26 de noviembre de 2022
|
Buscar
FIN DE SEMANA

Las graves consecuencias económicas de la guerra entre Rusia y Ucrania se unen a la burbuja inmobiliaria y al problema mundial de la pandemia

Tercera crisis económica en quince años en España: Los jóvenes, los más perjudicados

/ Un grupo de jóvenes durante la pandemia.
La guerra entre Rusia y Ucrania ha provocado una nueva crisis que ya tiene sus primeras consecuencias en España. Los jóvenes españoles se enfrentan de este modo a su tercera crisis en quince años, lo que merma sus perspectivas de futuro. Laboralmente han sido los más perjudicados por la pandemia.

"Vienen tiempos muy duros. La guerra de Putin lo va a hacer todo más duro y más difícil", declaraba el pasado 6 de marzo Pedro Sánchez, haciendo referencia a la nueva crisis que España está atravesando sin haber salido de la anterior, la provocada por la pandemia. Una situación nada esperanzadora para los jóvenes españoles, que llevan la mayor parte de su vida viviendo entre crisis y con, cada vez, menos perspectivas de futuro.
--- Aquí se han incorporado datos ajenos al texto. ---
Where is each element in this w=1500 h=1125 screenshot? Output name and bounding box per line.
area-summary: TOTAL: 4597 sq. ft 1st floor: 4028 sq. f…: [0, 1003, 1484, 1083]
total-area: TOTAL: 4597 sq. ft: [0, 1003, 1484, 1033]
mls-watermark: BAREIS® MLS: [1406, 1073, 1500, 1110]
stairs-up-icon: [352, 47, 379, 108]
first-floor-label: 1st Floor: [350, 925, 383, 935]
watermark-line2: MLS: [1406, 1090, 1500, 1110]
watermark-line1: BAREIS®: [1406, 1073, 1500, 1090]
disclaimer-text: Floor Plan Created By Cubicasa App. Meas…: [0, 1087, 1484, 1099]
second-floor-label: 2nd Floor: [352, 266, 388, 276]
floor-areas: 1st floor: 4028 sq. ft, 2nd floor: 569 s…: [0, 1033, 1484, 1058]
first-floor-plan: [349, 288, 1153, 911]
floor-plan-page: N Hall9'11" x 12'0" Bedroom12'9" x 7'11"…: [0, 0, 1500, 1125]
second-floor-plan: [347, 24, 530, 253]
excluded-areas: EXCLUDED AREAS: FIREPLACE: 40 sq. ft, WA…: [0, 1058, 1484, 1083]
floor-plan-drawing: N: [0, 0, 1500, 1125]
Ya en diciembre, el Banco de España pronosticaba un gran impacto negativo en la economía española como consecuencia de la crisis de suministros. La institución calculaba que podría suponer unas nueve décimas del PIB, alrededor de 11.000 millones de euros. Todo esto sin saber que unos meses después la invasión de Ucrania haría tambalear la economía mundial.

Banco de España.

Sin haber pasado un mes desde que Rusia comenzó a atacar a Ucrania, la economía española ya está notando las primeras consecuencias. Por un lado, a nivel de suministros, con la subida de los aceites vegetales y los cereales, cuyos principales productores son Ucrania y Rusia. Por otro lado, a nivel energético: no solo ha subido la gasolina, sino que también lo ha hecho el gas y la luz, que el pasado martes alcanzaba un máximo de 700 euros/MWh.

Aunque tanto Bruselas como el Gobierno de España, que está preparando un Plan Nacional de Respuesta Económica a la Guerra, intentan encontrar soluciones a la nueva crisis, lo cierto es que las palabras dichas en mayo del 2021 por Yolanda Díaz, ministra de Trabajo, no han podido mantenerse durante mucho tiempo. “Nunca más diremos que hay que ajustarse el cinturón”, dijo en aquella ocasión ante la prensa al presentar el Componente 23 del Plan de Recuperación.

Todas estas circunstancias están afectando negativamente, sobre todo, a los jóvenes, que viven, con esta nueva crisis, la tercera en quince años. Según datos del INE (Instituto Nacional de Estadística), la crisis provocada por la pandemia ha afectado especialmente a los jóvenes en el mercado laboral, ya que son los protagonistas de más de un tercio de los despidos.

La crisis del ladrillo y la de la pandemia

La primera crisis por la que tuvieron que pasar los jóvenes actuales fue la que tuvo lugar entre 2008 y 2013 a consecuencia de la crisis financiera estadounidense. En el país americano, Lehman Brothers cayó en septiembre de 2008 y mundialmente todos los mercados se vieron afectados financieramente. España, por aquel entonces, vivía una época álgida en la economía gracias al sector de la construcción. Además, gracias al euro, España disfrutaba de intereses bajos, lo que hizo no solo que el país se endeudara exteriormente para poder financiar el consumo (superior a los ingresos), sino que muchos ciudadanos también apostaron por invertir en vivienda. Hasta que explotó.

La crisis financiera de estos años se unió a una crisis por la deuda contraída en este tiempo, que hizo alargar mucho más la situación de precariedad económica en España. El gobierno de Mariano Rajoy era el encargado por aquel entonces de manejar la situación, por lo que implantó medidas austeras y pidió fondos a la Unión Europea para rescatar a los bancos.

España parecía recuperarse de la última y muy reciente crisis económica cuando llegó la pandemia de la Covid en 2020, que provocó que la población española se encerrara en sus casas durante tres meses. Se paró la actividad de sectores no esenciales y se aumentó el gasto público para la compra de material sanitario, así como el pago de los salarios de aquellos que se encontraban en ERTE (Expediente de Regulación Temporal de Empleo). Una situación que tiene sus repercusiones directas en 2022, año en el que se convive no solo con las secuelas que ha dejado la pandemia, sino con las primeras consecuencias de la guerra entre Rusia y Ucrania.